If the DMV action is based on a subsequent DUI within 10 years, the license suspension or revocation period increases accordingly. A second DUI results in a one year suspension, a second DUI with a refusal results in a two year revocation, and a third DUI with a refusal results in a 3 year revocation.
As for the criminal proceeding, if you are convicted in court of a standard first DUI, your license will be suspended in a separate DMV action for 6 months. However, you will be eligible for a restricted license. The 6 month license suspension is increased to 10 months if you refused to take a chemical test or were driving with a .20 percent blood alcohol level.
The penalties associated with subsequent DUI convictions within 10 years are greatly enhanced. For example, a second DUI conviction results in a 2 year license suspension, a third DUI conviction results in a 3 year license revocation, a fourth or subsequent DUI conviction results in a 4 year license revocation. If you did not refuse to take a chemical test, you will be eligible for a restricted license after varying periods of time provided you install an Ignition Interlock Device in your vehicle, enroll in a DUI program and meet all other requirements.
If the DUI caused injury, the effects of a conviction on your license will be greater.
It is vital to contact an experienced attorney to work with you on minimizing the consequences of a DUI on your ability to drive. Contact us at the Law Office of Michelle Dylan for information on how to eliminate the suspension altogether or obtain a restricted license as soon as possible.
What is the Ignition Interlock Device Pilot Program?
If you are convicted of a DUI, and the violation occurred from July 10, 2010 through December 31, 2015 in one of the four pilot counties in the Ignition Interlock Device Program, Alameda, Sacramento, Los Angeles or Tulare County, you will be required to install a certified ignition interlock device on every vehicle you own or operate for 5 months if it is a standard first offense, 12 months if it is a second offense within 10 years, 24 months if it is a third offense within 10 years, and 36 months if it is a fourth offense within 10 years. If the DUI caused injury, the IID restriction periods are longer.
Our office can help you to apply to the DMV for an exemption from this requirement.
How do I get a hearing with the Department of Motor Vehicles to try to save my license?

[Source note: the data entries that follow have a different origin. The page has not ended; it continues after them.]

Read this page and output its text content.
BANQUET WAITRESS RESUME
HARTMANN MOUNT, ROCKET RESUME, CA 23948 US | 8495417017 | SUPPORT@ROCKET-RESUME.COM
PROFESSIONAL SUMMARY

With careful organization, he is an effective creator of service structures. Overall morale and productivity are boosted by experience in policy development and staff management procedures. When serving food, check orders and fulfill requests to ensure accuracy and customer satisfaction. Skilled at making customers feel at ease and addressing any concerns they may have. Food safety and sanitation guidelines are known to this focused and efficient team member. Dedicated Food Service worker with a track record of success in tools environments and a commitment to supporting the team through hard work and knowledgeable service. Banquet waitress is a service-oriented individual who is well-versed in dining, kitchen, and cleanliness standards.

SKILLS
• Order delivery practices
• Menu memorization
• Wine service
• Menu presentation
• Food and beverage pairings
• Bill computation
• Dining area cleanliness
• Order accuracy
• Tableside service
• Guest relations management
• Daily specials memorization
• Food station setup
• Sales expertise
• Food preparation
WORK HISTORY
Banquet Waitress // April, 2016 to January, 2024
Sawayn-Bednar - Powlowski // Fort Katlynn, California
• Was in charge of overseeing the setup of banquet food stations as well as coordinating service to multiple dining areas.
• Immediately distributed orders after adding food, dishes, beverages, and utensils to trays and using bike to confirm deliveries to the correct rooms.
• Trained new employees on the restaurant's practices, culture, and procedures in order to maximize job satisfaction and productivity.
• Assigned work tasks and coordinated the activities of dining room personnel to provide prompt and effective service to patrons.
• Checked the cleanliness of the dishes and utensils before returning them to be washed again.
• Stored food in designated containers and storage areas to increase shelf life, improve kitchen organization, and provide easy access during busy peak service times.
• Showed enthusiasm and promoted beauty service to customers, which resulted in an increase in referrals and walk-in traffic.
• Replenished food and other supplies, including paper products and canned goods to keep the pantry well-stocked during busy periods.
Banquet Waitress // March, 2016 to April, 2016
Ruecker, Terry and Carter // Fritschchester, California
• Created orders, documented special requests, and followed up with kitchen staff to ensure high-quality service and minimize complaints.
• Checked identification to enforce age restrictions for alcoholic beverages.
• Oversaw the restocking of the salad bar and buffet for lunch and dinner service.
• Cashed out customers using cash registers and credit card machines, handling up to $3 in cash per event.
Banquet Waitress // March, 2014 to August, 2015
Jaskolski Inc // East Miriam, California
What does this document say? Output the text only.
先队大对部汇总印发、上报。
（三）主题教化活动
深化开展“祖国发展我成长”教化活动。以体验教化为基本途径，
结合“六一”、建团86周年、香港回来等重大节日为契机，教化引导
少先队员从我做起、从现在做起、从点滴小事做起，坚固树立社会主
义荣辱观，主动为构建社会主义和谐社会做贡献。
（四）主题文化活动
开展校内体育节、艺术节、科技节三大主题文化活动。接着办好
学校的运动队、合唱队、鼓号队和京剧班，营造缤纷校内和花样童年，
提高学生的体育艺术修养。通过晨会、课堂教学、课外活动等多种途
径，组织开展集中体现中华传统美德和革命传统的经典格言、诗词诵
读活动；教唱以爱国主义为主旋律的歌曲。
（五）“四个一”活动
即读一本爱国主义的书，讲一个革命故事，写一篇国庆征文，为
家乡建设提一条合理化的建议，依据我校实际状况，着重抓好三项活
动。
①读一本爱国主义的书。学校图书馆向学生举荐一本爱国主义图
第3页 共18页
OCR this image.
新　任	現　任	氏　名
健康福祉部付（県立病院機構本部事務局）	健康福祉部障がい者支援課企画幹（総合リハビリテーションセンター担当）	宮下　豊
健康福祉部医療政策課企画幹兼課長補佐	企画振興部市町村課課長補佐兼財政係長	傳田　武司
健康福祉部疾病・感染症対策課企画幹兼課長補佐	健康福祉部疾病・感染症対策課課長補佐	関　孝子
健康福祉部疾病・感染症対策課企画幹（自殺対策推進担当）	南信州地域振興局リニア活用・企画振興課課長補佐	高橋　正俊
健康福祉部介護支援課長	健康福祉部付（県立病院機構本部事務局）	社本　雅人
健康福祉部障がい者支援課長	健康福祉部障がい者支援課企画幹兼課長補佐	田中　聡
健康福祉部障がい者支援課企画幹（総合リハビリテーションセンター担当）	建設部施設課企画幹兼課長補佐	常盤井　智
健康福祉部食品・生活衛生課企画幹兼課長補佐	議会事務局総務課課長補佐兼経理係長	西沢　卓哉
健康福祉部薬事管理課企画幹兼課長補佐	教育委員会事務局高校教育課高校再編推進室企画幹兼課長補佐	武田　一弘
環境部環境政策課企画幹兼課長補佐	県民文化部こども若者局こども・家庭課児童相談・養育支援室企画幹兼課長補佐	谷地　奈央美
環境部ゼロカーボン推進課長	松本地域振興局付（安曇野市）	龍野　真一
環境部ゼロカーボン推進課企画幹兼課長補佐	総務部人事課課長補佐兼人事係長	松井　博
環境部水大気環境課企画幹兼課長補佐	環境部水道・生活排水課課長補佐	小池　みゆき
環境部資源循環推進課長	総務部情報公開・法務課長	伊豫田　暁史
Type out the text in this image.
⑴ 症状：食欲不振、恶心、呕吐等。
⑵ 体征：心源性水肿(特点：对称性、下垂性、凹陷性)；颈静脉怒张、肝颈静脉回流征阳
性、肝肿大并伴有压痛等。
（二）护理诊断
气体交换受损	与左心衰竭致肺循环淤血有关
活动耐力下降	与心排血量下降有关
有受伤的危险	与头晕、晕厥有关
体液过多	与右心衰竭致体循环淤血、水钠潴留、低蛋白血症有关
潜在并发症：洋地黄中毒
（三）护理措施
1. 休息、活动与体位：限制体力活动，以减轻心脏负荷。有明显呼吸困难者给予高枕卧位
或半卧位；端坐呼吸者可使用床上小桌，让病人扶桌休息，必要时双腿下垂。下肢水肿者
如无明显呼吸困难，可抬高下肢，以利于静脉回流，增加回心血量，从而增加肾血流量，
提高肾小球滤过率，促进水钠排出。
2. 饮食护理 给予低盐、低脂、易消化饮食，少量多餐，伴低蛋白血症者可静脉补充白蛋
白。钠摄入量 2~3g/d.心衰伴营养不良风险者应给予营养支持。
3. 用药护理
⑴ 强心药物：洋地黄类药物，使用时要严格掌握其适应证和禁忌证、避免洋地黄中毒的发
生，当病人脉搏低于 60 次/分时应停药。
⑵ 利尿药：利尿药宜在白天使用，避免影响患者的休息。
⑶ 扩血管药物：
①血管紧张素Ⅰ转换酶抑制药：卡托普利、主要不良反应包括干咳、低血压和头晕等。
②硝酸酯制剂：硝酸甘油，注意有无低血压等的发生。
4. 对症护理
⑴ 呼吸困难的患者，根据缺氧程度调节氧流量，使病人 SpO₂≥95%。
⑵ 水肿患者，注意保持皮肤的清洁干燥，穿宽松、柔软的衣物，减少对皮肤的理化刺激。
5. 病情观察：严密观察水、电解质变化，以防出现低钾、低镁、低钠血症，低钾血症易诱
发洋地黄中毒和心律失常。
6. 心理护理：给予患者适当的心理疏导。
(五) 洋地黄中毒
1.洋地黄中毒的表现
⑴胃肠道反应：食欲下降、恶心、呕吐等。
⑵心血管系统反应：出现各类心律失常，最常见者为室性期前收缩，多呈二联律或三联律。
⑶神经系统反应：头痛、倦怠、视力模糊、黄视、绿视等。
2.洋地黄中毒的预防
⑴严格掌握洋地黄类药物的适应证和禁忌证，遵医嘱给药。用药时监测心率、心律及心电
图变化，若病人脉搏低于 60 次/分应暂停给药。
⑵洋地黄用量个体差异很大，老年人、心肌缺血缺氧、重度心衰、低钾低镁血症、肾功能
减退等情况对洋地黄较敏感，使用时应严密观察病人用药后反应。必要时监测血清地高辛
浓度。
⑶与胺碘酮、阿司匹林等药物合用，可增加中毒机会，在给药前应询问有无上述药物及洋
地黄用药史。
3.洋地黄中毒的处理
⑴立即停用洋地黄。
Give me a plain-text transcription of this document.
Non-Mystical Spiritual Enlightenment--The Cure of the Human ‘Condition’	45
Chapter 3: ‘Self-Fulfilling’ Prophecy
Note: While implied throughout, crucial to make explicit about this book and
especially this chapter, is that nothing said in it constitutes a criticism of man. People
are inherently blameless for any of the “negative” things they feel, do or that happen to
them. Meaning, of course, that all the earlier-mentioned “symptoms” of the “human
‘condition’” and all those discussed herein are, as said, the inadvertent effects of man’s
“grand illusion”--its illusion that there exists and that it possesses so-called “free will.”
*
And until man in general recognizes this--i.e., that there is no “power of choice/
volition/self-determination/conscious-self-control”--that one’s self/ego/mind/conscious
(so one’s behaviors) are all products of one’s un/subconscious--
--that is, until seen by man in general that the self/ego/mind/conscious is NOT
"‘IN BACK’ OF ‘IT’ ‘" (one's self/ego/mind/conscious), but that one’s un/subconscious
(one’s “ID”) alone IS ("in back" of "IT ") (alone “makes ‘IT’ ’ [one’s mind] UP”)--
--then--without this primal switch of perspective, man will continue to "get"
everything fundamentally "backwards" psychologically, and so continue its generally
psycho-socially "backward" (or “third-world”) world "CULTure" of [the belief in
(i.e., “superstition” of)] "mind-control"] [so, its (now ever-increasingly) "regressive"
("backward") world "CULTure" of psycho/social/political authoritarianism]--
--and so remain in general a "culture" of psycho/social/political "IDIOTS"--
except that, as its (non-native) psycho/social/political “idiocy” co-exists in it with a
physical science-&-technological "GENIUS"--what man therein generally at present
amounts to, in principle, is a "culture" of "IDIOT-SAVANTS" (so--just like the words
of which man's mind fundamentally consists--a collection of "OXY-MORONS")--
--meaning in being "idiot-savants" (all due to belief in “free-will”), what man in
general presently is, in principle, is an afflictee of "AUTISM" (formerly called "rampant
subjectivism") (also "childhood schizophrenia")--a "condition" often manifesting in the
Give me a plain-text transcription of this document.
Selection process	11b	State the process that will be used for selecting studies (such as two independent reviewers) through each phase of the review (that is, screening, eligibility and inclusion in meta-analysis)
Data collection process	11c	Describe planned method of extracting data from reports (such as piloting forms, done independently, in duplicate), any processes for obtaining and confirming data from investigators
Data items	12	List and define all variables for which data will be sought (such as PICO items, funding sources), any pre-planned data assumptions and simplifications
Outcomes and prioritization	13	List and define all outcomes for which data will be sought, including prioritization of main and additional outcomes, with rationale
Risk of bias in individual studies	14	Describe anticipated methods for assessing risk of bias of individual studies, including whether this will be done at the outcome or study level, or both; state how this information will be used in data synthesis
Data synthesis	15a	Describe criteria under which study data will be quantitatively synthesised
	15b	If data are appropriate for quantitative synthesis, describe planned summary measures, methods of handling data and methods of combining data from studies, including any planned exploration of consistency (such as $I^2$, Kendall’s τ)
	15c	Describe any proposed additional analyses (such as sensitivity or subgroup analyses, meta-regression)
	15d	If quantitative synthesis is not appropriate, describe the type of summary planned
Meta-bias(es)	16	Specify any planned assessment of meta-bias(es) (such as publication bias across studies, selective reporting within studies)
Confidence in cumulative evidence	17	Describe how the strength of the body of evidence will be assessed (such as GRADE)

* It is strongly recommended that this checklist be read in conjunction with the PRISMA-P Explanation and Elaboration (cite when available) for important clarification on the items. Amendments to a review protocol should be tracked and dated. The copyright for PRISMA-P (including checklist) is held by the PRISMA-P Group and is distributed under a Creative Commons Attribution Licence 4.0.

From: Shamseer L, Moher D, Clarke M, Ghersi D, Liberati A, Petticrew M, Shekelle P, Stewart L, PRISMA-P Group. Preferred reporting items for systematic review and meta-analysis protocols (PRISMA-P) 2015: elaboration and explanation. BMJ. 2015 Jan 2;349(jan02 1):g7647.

You must request a hearing with the Department of Motor Vehicles within 10 days of your arrest. If you don’t make the request within this timeframe, the DMV will suspend your license. Even if the 10 day period has passed, you should request a hearing. It may be possible to obtain the hearing depending on the circumstances, however the DMV has every right to deny a late request and in all likelihood will.
Contact our office to request a hearing with the Department of Motor Vehicles on your behalf.
If I have no other holds on my license, can I keep driving while I fight the DMV action?
Yes, if a hearing is requested within 10 days of your DUI arrest. When you are arrested for a DUI the arresting officer should give you a pink piece of paper called an Order of Suspension and Temporary License that serves as your Temporary License for 30 days. If you make a timely request for a hearing and you request a stay of your driver’s license suspension, this Temporary License will be extended until the outcome of the DMV hearing.